免得他們在吃聖物上自取罪孽,因為我是叫他們成聖的耶和華。」
17 Verder sprak de HEERE tot Mozes, zeggende:
耶和華對摩西說:
18 Spreek tot Aaron, en tot zijn zonen, en tot al de kinderen Israels, en zeg tot hen: Zo wie uit het huis van Israel, en uit de vreemdelingen in Israel is, die zijn offerande zal offeren naar al hun geloften, en naar al hun vrijwillige offeren, die zij den HEERE ten brandoffer zullen offeren;
「你曉諭亞倫和他子孫,並以色列眾人說:以色列家中的人,或在以色列中寄居的,凡獻供物,無論是所許的願,是甘心獻的,就是獻給耶和華作燔祭的,
19 Het zal naar uw welgevallen zijn, een volkomen mannetje, van de runderen, van de lammeren, of van de geiten.
要將沒有殘疾的公牛,或是綿羊,或是山羊獻上,如此方蒙悅納。
20 Gij zult niet offeren iets, waarin een gebrek is; want het zou niet aangenaam zijn voor u.
凡有殘疾的,你們不可獻上,因為這不蒙悅納。
21 En als iemand een dankoffer den HEERE zal offeren, uitzonderende van de runderen of van de schapen een gelofte, of vrijwillig offer, het zal volkomen zijn, opdat het aangenaam zij; geen gebrek zal daarin zijn.

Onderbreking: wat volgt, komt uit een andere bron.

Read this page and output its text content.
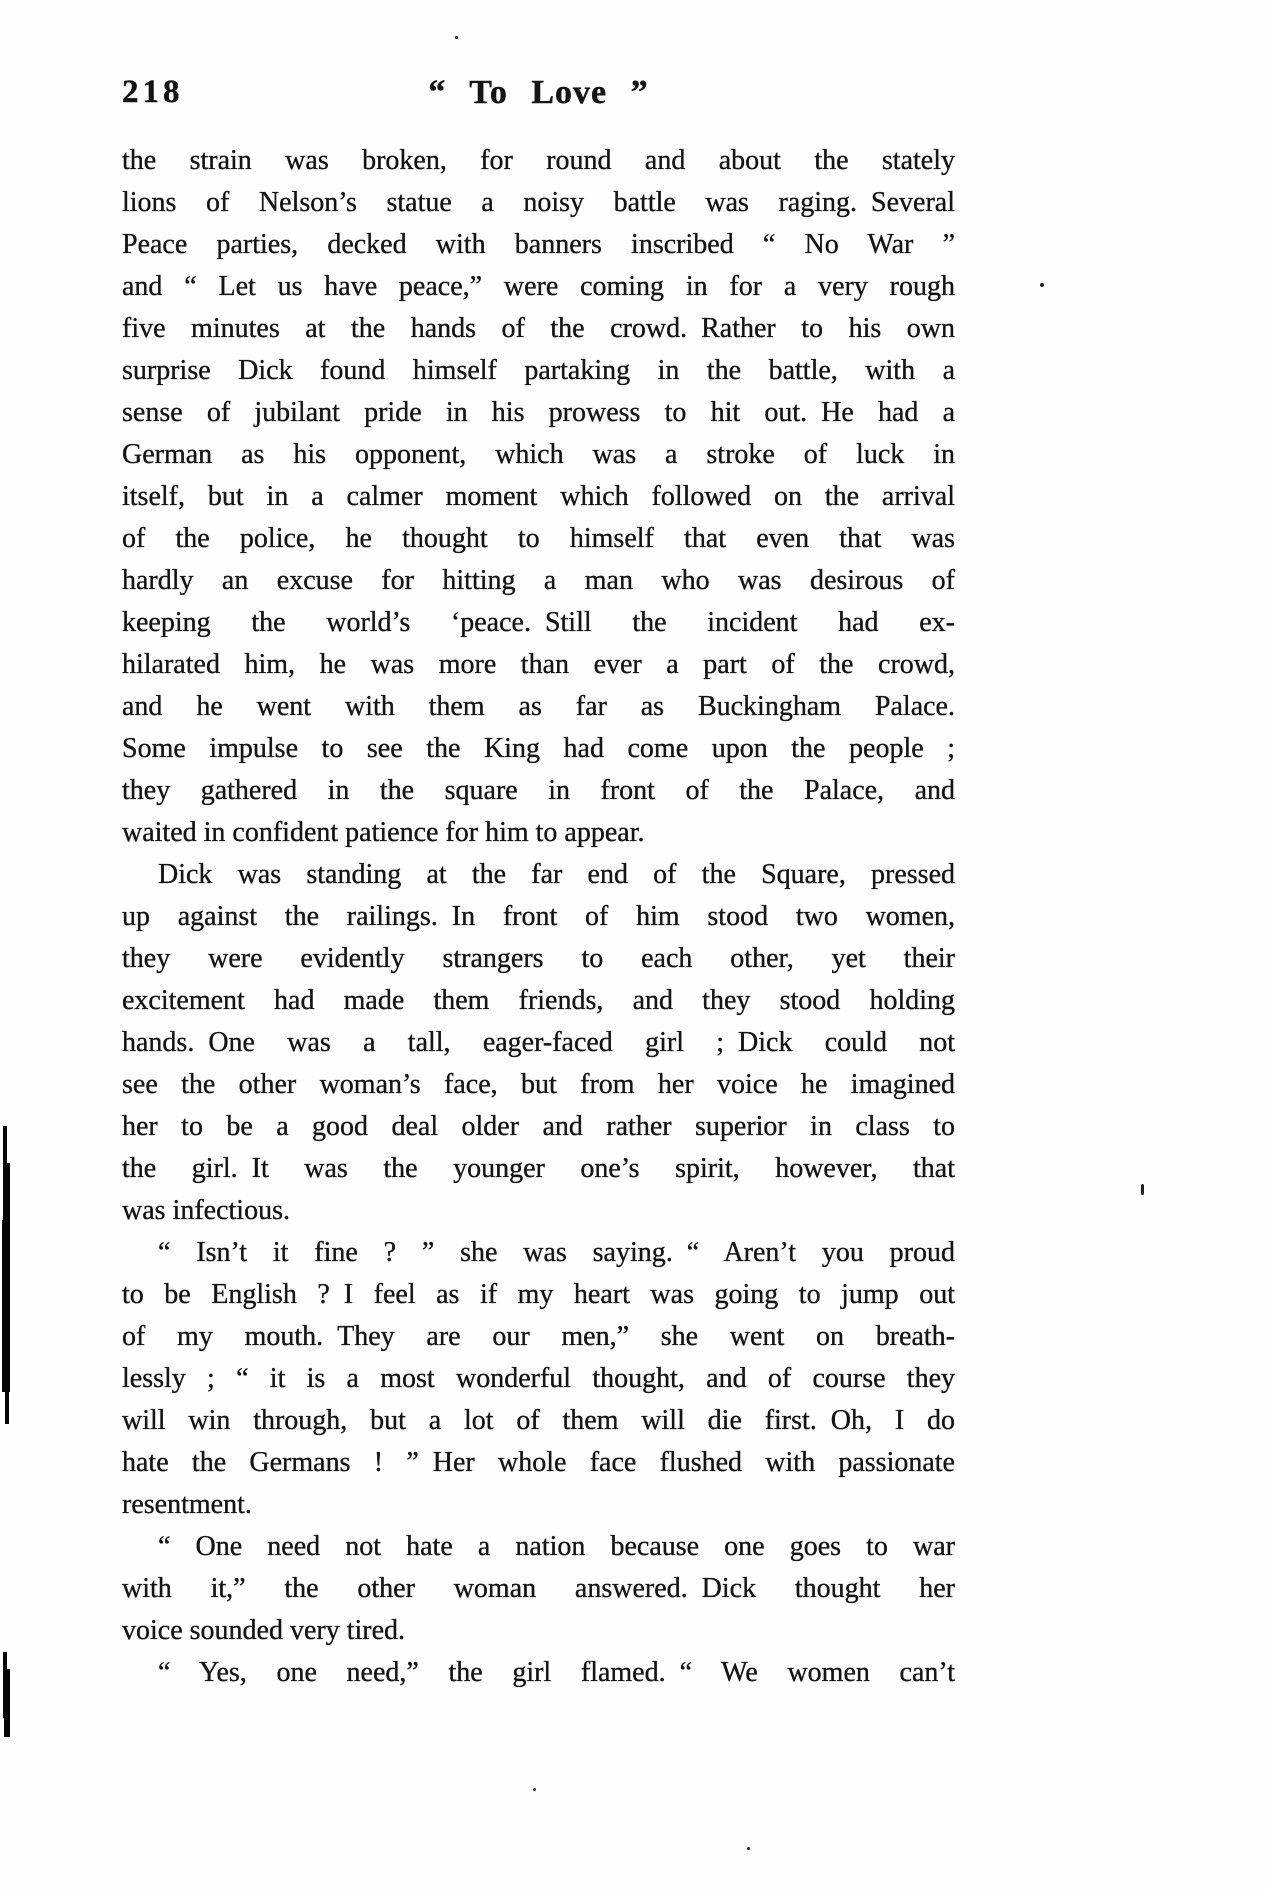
218	“ To Love ”
the strain was broken, for round and about the stately
lions of Nelson’s statue a noisy battle was raging. Several
Peace parties, decked with banners inscribed “ No War ”
and “ Let us have peace,” were coming in for a very rough
five minutes at the hands of the crowd. Rather to his own
surprise Dick found himself partaking in the battle, with a
sense of jubilant pride in his prowess to hit out. He had a
German as his opponent, which was a stroke of luck in
itself, but in a calmer moment which followed on the arrival
of the police, he thought to himself that even that was
hardly an excuse for hitting a man who was desirous of
keeping the world’s ‘peace. Still the incident had ex-
hilarated him, he was more than ever a part of the crowd,
and he went with them as far as Buckingham Palace.
Some impulse to see the King had come upon the people ;
they gathered in the square in front of the Palace, and
waited in confident patience for him to appear.
Dick was standing at the far end of the Square, pressed
up against the railings. In front of him stood two women,
they were evidently strangers to each other, yet their
excitement had made them friends, and they stood holding
hands. One was a tall, eager-faced girl ; Dick could not
see the other woman’s face, but from her voice he imagined
her to be a good deal older and rather superior in class to
the girl. It was the younger one’s spirit, however, that
was infectious.
“ Isn’t it fine ? ” she was saying. “ Aren’t you proud
to be English ? I feel as if my heart was going to jump out
of my mouth. They are our men,” she went on breath-
lessly ; “ it is a most wonderful thought, and of course they
will win through, but a lot of them will die first. Oh, I do
hate the Germans ! ” Her whole face flushed with passionate
resentment.
“ One need not hate a nation because one goes to war
with it,” the other woman answered. Dick thought her
voice sounded very tired.
“ Yes, one need,” the girl flamed. “ We women can’t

凡從牛群或是羊群中,將平安祭獻給耶和華,為要還特許的願,或是作甘心獻的,所獻的必純全無殘疾的才蒙悅納。
22 Het blinde, of gebrokene, of verlamde, of wratte, of droge schurftheid, of etterige schurftheid hebbende, deze zult gij den HEERE niet offeren, en daarvan zult gij den HEERE geen vuuroffer op het altaar geven.
瞎眼的、折傷的、殘廢的、有瘤子的、長癬的、長疥的都不可獻給耶和華,也不可在壇上作為火祭獻給耶和華。

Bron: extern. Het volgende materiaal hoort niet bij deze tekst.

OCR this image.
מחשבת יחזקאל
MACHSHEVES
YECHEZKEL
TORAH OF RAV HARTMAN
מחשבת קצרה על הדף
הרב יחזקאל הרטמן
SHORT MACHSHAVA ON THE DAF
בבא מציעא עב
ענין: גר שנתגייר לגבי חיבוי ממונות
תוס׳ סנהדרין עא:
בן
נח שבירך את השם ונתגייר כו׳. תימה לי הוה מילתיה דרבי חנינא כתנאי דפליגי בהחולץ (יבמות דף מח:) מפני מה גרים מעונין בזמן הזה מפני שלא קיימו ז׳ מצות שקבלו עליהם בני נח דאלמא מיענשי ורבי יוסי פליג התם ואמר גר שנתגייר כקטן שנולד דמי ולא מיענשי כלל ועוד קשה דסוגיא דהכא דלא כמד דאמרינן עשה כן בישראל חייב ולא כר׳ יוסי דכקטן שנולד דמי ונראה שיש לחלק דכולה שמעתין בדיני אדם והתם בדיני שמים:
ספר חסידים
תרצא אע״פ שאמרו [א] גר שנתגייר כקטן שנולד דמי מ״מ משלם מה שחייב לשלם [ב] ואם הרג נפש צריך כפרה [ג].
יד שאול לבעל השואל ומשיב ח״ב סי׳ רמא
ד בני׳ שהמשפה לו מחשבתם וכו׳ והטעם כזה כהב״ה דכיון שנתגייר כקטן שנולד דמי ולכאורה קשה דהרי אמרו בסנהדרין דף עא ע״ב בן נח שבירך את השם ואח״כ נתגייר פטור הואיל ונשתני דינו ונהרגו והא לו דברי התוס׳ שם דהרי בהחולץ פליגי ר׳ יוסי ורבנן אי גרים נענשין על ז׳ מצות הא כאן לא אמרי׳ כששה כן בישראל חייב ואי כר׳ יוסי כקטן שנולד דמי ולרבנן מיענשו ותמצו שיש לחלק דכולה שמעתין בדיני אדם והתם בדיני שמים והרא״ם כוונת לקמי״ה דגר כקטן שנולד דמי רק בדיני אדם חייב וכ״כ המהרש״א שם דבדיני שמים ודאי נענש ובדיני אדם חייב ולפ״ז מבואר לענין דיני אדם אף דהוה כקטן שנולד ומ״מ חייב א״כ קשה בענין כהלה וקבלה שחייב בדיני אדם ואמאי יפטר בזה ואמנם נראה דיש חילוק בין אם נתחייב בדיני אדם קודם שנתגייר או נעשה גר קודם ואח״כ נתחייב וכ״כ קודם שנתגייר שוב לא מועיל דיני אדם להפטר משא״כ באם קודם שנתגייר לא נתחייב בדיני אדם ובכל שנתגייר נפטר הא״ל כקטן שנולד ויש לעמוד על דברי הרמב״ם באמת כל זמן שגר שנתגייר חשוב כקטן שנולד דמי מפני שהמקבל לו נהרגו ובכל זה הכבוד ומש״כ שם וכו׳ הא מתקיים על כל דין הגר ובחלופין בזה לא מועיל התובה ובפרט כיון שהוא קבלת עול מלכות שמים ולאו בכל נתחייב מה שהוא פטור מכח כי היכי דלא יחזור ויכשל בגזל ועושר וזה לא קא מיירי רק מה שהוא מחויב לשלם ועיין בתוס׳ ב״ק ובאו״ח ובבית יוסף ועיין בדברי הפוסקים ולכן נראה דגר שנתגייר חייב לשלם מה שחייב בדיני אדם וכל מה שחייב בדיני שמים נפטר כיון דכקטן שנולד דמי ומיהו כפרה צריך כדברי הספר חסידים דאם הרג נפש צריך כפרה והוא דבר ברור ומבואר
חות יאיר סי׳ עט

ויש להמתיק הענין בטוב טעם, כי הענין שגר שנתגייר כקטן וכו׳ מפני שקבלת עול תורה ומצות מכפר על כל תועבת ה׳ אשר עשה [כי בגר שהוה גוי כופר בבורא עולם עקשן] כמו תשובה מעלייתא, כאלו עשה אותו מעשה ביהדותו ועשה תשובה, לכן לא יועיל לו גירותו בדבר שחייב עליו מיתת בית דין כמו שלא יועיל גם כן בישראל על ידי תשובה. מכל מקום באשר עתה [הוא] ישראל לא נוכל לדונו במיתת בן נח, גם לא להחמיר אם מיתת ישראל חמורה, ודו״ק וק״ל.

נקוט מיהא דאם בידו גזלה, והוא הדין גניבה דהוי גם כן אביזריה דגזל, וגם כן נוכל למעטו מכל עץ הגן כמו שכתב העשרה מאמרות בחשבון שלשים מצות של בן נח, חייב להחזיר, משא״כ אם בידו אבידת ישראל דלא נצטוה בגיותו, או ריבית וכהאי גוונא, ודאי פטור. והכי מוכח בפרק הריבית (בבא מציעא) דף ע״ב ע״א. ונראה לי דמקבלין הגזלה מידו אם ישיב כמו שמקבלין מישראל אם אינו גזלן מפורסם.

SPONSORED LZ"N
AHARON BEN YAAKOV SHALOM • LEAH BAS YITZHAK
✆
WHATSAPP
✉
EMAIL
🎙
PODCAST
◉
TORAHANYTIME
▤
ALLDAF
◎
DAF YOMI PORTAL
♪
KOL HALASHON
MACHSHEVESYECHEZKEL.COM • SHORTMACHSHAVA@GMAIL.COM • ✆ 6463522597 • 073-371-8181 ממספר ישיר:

23 Doch een os, of klein vee, te lang of te verkrompen in leden, die zult gij tot een vrijwillig offer bereiden; doch tot een gelofte zou het niet aangenaam zijn.

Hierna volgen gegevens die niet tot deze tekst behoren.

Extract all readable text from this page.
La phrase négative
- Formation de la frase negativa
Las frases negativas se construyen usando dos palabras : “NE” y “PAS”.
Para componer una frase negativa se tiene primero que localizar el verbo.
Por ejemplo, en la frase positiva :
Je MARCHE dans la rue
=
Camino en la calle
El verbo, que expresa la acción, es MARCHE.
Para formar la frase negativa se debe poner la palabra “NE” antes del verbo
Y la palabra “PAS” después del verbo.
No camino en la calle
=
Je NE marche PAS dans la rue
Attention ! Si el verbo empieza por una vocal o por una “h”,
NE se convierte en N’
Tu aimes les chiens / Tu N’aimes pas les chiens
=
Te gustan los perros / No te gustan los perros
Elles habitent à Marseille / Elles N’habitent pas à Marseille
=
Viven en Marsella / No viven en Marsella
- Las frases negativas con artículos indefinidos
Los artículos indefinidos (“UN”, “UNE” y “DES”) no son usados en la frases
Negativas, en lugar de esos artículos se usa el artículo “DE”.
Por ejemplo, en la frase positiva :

無論是公牛是綿羊羔,若肢體有餘的,或是缺少的,只可作甘心祭獻上;用以還願,卻不蒙悅納。
24 Het gedrukte, of gestotene, of gescheurde, of gesnedene, zult gij den HEERE niet offeren; dat zult gij in uw land niet doen.
腎子損傷的,或是壓碎的,或是破裂的,或是騸了的,不可獻給耶和華,在你們的地上也不可這樣行。
25 Gij zult ook uit de hand des vreemden van al deze dingen uw God geen spijs offeren; want hun verdorvenheid is in hen, in dezelve is gebrek, zij zouden niet aangenaam zijn voor u.
這類的物,你們從外人的手,一樣也不可接受作你們上帝的食物獻上;因為這些都有損壞,有殘疾,不蒙悅納。」
26 Wijders sprak de HEERE tot Mozes, zeggende:
耶和華曉諭摩西說:
27 Wanneer een os, of lam, of geit zal geboren zijn, zo zal die zeven dagen onder zijn moeder zijn; daarna, van den achtsten dag en daarover, zal hij aangenaam zijn tot offerande des vuuroffers den HEERE.
「才生的公牛,或是綿羊或是山羊,七天當跟着母;從第八天以後,可以當供物蒙悅納,作為耶和華的火祭。
28 Gij zult ook een os, of klein vee, hem en zijn jong, op een dag niet slachten.
無論是母牛是母羊,不可同日宰母和子。
29 En als gij een lofoffer den HEERE zult slachten, naar uw wil zult gij het slachten.
你們獻感謝祭給耶和華,要獻得可蒙悅納。
30 Het zal op denzelfden dag gegeten worden; gij zult daarvan niet overlaten tot op den morgen; Ik ben de HEERE!
要當天吃,一點不可留到早晨。我是耶和華。
31 Daarom zult gij Mijn geboden houden, en dezelve doen; Ik ben de HEERE!
「你們要謹守遵行我的誡命。我是耶和華。
32 En gij zult Mijn heiligen Naam niet ontheiligen, opdat Ik in het midden der kinderen Israels geheiligd worde; Ik ben de HEERE, Die u heilige!
你們不可褻瀆我的聖名;我在以色列人中,卻要被尊為聖。我是叫你們成聖的耶和華,
33 Die u uit Egypteland uitgevoerd heb, opdat Ik u tot een God zij; Ik ben de HEERE!